The five-year assessment entitled “The Philippines: An Analysis – AHK World Business Outlook Survey 2015 – 2019” showed that the Philippines still remained an attractive market for German companies but their expectations dimmed.
According to the survey, more than 70 percent of the 170 firm respondents evaluate their current business situation in the country as “better” than the year before. This showed a remarkable recovery from its decline to almost 50 percent in 2017.
Additionally, workforce intentions also improved this year from last year’s report.

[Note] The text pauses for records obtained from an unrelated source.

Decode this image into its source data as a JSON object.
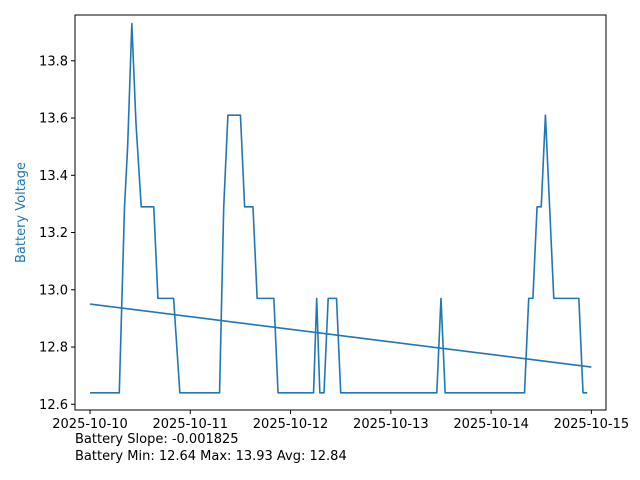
{
  "chart_data": {
    "type": "line",
    "ylabel": "Battery Voltage",
    "xlabel": "",
    "ylim": [
      12.58,
      13.96
    ],
    "xlim": [
      "2025-10-09 20:24",
      "2025-10-15 03:30"
    ],
    "x_ticks": [
      "2025-10-10",
      "2025-10-11",
      "2025-10-12",
      "2025-10-13",
      "2025-10-14",
      "2025-10-15"
    ],
    "y_ticks": [
      12.6,
      12.8,
      13.0,
      13.2,
      13.4,
      13.6,
      13.8
    ],
    "grid": false,
    "colors": {
      "line": "#1f77b4",
      "ylabel": "#1f77b4"
    },
    "series": [
      {
        "values": [
          {
            "x": "2025-10-10 00:00",
            "y": 12.64
          },
          {
            "x": "2025-10-10 07:00",
            "y": 12.64
          },
          {
            "x": "2025-10-10 08:15",
            "y": 13.29
          },
          {
            "x": "2025-10-10 09:00",
            "y": 13.5
          },
          {
            "x": "2025-10-10 10:00",
            "y": 13.93
          },
          {
            "x": "2025-10-10 11:00",
            "y": 13.58
          },
          {
            "x": "2025-10-10 12:15",
            "y": 13.29
          },
          {
            "x": "2025-10-10 15:15",
            "y": 13.29
          },
          {
            "x": "2025-10-10 16:15",
            "y": 12.97
          },
          {
            "x": "2025-10-10 20:00",
            "y": 12.97
          },
          {
            "x": "2025-10-10 21:30",
            "y": 12.64
          },
          {
            "x": "2025-10-11 07:00",
            "y": 12.64
          },
          {
            "x": "2025-10-11 08:00",
            "y": 13.29
          },
          {
            "x": "2025-10-11 09:00",
            "y": 13.61
          },
          {
            "x": "2025-10-11 12:00",
            "y": 13.61
          },
          {
            "x": "2025-10-11 13:00",
            "y": 13.29
          },
          {
            "x": "2025-10-11 15:00",
            "y": 13.29
          },
          {
            "x": "2025-10-11 16:00",
            "y": 12.97
          },
          {
            "x": "2025-10-11 20:00",
            "y": 12.97
          },
          {
            "x": "2025-10-11 21:00",
            "y": 12.64
          },
          {
            "x": "2025-10-12 05:30",
            "y": 12.64
          },
          {
            "x": "2025-10-12 06:15",
            "y": 12.97
          },
          {
            "x": "2025-10-12 07:00",
            "y": 12.64
          },
          {
            "x": "2025-10-12 08:00",
            "y": 12.64
          },
          {
            "x": "2025-10-12 09:00",
            "y": 12.97
          },
          {
            "x": "2025-10-12 11:00",
            "y": 12.97
          },
          {
            "x": "2025-10-12 12:00",
            "y": 12.64
          },
          {
            "x": "2025-10-13 11:00",
            "y": 12.64
          },
          {
            "x": "2025-10-13 12:00",
            "y": 12.97
          },
          {
            "x": "2025-10-13 13:00",
            "y": 12.64
          },
          {
            "x": "2025-10-14 08:00",
            "y": 12.64
          },
          {
            "x": "2025-10-14 09:00",
            "y": 12.97
          },
          {
            "x": "2025-10-14 10:00",
            "y": 12.97
          },
          {
            "x": "2025-10-14 11:00",
            "y": 13.29
          },
          {
            "x": "2025-10-14 12:00",
            "y": 13.29
          },
          {
            "x": "2025-10-14 13:00",
            "y": 13.61
          },
          {
            "x": "2025-10-14 15:00",
            "y": 12.97
          },
          {
            "x": "2025-10-14 21:00",
            "y": 12.97
          },
          {
            "x": "2025-10-14 22:00",
            "y": 12.64
          },
          {
            "x": "2025-10-14 23:00",
            "y": 12.64
          }
        ]
      },
      {
        "values": [
          {
            "x": "2025-10-10 00:00",
            "y": 12.95
          },
          {
            "x": "2025-10-15 00:00",
            "y": 12.73
          }
        ]
      }
    ]
  },
  "stats": {
    "slope_line": "Battery Slope: -0.001825",
    "minmax_line": "Battery Min: 12.64 Max: 13.93 Avg: 12.84"
  }
}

However, the report also noted that although the figures stay high, the results on the expectations in the areas of business development, investment intentions and general economic development show a downtrend from last year by 8 percent, 6 percent and 8 percent, respectively.
The survey attributed this decline largely to the impending changes in the corporate income tax and fiscal incentive structure under the proposed TRABAHO Bill, the progression of the security of tenure bill and other interventions that have adverse effects to regular business activities (e.g. in the field of medicine pricing), the report added.
The businesses involved in the German-Philippine economic relations continue to see various challenges for their engagement in the Philippines.
The survey showed that about 46 percent of respondents still account that economic policies will have a strong influence on their business in the next 12 months.
The second factor is the exchange rate volatility at 36 percent of respondents, although its importance has lost 10 percent compared to last year.
Sharing the third place (34%) are challenges in securing skilled labor and potential changes in domestic and international market demand. Noticeably, the worries on the latter have almost doubled in the last two years.
The government’s $160-billion “Build, Build, Build” program has somehow appease concerns on infrastructure as the survey showed this issue seemed to have lost momentum.
But concerns about increasing inflation rates in the country still continue to hound German firms by which 70 percent of the total respondents sees a high impact.